On entering the kiln, the contrast inlay glaze abuted the background
glaze. There was no overlap or gaps between the two.
Nevertheless In the
closeups, one sees disks of the contrast glaze as islands within the ground
glaze,
separated and cast free of the remainder of the inlay by the force
of the upwelling glaze material within the spouts.
Those isolated bits of
the inlay glaze show the turbulance within the glaze. Under different
circumstances
those spouts might have produced oil spots.
I show details of the interaction at the interface between the glaze inlay and the background glaze on a bowl ~6 inches in diameter.

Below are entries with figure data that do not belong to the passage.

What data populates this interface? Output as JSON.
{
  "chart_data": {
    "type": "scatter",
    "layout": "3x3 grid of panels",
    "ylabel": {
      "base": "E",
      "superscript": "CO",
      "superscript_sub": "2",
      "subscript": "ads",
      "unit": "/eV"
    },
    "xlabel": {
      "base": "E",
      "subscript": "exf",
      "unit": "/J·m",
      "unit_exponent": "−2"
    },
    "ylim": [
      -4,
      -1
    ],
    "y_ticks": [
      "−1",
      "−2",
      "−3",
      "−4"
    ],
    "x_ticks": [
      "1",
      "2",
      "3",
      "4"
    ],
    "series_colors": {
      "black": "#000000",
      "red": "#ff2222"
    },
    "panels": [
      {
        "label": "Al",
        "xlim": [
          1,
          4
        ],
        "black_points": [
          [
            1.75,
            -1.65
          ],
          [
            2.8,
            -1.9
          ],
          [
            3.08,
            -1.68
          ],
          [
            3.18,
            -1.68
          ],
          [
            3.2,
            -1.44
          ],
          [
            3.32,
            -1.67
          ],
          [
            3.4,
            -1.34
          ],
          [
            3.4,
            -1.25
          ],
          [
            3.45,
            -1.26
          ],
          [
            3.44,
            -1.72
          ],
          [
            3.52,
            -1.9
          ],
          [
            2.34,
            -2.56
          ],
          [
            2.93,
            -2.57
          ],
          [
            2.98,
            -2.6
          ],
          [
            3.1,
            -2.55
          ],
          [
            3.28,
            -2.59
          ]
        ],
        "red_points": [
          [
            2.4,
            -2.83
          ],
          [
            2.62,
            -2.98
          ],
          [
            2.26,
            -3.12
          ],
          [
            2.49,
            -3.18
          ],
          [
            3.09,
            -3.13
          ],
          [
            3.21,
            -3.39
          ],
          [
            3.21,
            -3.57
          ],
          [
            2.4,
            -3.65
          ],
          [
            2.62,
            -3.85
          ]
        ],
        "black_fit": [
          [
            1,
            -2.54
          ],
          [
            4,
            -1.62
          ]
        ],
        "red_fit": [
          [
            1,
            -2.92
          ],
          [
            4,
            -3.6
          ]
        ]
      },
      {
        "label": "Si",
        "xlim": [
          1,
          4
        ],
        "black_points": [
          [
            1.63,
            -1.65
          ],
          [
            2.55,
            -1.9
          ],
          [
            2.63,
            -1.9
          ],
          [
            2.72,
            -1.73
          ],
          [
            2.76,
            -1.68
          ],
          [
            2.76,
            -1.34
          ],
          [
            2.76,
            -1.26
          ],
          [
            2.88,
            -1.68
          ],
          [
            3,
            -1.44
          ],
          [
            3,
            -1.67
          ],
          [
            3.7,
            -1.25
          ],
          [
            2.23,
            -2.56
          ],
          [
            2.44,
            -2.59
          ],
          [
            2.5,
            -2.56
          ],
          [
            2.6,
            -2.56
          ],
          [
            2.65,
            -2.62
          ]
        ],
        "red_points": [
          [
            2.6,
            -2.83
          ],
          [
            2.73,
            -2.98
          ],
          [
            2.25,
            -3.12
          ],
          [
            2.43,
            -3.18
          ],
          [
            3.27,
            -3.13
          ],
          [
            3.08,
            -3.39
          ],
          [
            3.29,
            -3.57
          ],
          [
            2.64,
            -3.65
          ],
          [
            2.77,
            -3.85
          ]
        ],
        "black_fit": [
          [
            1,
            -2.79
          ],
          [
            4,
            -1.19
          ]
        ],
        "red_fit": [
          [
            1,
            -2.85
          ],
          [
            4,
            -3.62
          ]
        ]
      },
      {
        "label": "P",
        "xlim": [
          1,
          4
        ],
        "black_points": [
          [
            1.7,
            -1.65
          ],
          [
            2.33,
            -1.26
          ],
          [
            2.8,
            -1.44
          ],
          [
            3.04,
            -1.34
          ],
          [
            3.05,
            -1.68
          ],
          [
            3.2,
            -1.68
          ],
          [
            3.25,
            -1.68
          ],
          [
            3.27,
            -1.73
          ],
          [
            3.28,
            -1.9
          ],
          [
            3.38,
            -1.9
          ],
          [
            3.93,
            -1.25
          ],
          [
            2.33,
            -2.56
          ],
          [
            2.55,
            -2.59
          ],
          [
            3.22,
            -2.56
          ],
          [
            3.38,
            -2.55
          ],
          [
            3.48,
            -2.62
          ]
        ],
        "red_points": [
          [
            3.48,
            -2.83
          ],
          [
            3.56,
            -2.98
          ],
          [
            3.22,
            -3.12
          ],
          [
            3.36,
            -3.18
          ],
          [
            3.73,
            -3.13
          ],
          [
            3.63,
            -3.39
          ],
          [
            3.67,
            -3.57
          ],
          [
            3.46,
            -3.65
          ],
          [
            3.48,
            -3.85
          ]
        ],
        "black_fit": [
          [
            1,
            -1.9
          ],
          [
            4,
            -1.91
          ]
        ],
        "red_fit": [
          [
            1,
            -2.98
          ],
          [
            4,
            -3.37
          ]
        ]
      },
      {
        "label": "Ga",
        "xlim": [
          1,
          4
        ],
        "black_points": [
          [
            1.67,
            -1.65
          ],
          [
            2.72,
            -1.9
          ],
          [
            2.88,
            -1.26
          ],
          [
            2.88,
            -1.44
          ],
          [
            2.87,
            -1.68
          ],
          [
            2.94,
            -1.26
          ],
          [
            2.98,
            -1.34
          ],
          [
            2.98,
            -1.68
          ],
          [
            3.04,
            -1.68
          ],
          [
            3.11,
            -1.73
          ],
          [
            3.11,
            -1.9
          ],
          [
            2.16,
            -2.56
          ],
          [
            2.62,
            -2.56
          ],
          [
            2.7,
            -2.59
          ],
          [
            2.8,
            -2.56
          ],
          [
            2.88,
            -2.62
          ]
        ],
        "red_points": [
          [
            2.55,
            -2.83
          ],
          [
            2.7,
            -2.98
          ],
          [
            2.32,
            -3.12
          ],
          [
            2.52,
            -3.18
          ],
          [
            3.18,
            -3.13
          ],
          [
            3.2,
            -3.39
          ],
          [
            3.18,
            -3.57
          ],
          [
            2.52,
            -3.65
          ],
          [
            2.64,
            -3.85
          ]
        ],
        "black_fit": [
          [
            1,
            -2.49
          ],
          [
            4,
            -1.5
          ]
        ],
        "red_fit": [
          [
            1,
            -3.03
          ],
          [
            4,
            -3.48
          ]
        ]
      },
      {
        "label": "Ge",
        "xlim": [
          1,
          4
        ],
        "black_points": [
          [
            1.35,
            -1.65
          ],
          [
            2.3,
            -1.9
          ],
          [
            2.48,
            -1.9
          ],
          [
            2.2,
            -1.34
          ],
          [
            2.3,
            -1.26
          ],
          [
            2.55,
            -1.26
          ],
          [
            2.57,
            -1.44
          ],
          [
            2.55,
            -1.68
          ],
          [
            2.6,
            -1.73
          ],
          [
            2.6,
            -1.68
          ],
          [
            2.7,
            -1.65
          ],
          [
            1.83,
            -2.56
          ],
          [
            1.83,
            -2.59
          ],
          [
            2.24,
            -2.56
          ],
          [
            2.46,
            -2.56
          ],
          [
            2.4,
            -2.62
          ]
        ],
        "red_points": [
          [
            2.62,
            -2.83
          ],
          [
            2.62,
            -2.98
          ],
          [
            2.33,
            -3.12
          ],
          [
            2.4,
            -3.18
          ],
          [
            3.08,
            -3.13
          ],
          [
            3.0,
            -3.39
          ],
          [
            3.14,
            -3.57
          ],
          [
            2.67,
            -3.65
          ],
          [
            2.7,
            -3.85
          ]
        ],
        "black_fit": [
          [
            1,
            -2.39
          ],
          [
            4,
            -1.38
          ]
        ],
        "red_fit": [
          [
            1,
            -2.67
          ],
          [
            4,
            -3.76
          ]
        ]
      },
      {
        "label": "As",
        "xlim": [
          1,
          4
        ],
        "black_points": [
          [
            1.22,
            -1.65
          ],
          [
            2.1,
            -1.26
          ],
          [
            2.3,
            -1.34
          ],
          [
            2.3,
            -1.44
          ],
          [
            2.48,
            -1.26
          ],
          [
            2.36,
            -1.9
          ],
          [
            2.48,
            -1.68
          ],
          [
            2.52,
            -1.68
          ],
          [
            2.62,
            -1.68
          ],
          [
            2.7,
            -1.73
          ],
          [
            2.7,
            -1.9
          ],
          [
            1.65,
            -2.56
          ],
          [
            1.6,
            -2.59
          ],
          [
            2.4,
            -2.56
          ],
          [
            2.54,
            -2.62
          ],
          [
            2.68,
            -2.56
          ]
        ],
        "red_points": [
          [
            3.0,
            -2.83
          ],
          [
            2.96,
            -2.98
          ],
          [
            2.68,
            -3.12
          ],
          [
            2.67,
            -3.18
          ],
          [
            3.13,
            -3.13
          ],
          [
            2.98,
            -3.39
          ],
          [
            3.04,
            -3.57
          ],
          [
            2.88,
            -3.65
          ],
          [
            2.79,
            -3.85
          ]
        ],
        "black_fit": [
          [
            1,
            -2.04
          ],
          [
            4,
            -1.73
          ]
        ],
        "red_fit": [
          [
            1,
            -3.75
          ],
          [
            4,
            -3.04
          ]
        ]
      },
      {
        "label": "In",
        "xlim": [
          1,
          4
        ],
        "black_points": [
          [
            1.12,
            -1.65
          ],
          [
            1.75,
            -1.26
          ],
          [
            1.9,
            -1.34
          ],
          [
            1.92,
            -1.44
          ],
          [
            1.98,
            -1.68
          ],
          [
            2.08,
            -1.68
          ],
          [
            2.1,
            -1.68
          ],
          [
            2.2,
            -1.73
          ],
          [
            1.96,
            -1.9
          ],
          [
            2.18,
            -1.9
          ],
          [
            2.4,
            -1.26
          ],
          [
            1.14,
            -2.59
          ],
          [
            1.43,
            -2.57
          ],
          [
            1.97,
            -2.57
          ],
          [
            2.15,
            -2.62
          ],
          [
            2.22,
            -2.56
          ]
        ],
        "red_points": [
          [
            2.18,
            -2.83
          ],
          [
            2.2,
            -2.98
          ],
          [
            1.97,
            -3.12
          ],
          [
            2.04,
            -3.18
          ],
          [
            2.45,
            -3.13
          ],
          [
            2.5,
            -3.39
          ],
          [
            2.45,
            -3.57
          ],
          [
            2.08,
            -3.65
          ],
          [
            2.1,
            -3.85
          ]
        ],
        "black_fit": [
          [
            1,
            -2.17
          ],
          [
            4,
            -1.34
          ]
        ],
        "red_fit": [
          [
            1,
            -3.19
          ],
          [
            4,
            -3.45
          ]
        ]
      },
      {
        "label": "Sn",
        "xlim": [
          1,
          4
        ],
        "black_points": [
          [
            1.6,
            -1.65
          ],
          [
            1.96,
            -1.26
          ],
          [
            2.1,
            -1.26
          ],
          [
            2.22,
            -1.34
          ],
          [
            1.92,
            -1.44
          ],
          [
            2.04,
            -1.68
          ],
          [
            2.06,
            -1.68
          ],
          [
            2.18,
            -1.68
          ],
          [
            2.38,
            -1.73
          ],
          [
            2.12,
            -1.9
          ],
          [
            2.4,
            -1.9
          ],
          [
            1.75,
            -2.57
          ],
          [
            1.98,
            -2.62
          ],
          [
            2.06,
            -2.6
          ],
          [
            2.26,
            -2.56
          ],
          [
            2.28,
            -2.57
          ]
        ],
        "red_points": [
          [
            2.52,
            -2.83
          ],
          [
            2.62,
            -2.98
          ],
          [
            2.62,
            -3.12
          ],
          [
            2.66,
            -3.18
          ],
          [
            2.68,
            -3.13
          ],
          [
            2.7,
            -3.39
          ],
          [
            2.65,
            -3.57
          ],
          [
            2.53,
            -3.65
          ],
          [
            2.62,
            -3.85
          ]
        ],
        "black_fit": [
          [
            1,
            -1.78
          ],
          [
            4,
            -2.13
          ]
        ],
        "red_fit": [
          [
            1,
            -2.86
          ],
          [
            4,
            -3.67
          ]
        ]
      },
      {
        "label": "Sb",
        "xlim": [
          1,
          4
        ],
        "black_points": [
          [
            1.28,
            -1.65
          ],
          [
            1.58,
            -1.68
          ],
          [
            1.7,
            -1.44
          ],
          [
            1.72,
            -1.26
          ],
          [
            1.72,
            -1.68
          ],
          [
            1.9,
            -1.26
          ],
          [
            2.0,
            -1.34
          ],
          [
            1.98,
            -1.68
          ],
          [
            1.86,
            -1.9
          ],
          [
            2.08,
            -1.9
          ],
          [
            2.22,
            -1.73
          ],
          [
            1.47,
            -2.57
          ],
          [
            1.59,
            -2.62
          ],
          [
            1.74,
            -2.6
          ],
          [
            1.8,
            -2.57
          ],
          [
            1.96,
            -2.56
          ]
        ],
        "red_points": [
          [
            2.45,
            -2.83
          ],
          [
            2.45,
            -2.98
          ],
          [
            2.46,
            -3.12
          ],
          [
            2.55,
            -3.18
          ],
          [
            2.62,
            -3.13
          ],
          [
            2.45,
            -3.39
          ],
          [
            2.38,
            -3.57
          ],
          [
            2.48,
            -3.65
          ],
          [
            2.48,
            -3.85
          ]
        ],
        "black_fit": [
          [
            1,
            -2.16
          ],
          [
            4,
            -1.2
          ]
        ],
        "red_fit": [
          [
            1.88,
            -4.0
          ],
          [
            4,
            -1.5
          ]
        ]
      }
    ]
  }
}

I also show a picture of the bowl.
K2O 0.15
Na2O 0.13
Li2O 0.12
CaO 0.30
MgO 0.30
Al2O3 .81
Fe2O3 .28
SiO2 5.61
molecular percent Silica 73 %
K2O 0.32
Na2O 0.15
Li2O 0.00
CaO 0.39
MgO 0.14
Al2O3 .62
Fe2O3 .24
SiO2 5.36
molecular percent Silica 74 %
The markings on the outside of the deep bowl are a second glaze inlay. The
glaze is filled in to an area that had been masked prior to
the pouring
of first layer of glaze. It was then waxed with an emulsion wax prior to
stripping the mask.
This is the method whereby the raw background glaze and raw inlay glaze abut with no overlap.
The spots in this glaze, the relics left at the surface by the upspouts in the
glaze have their own texture, distinct from those
of the other glazes in this
family. The effect of the formation of those spots is seen in their interaction
with the inlay glaze.
The closeup images were edited to give greater contrast, which distorted the colors.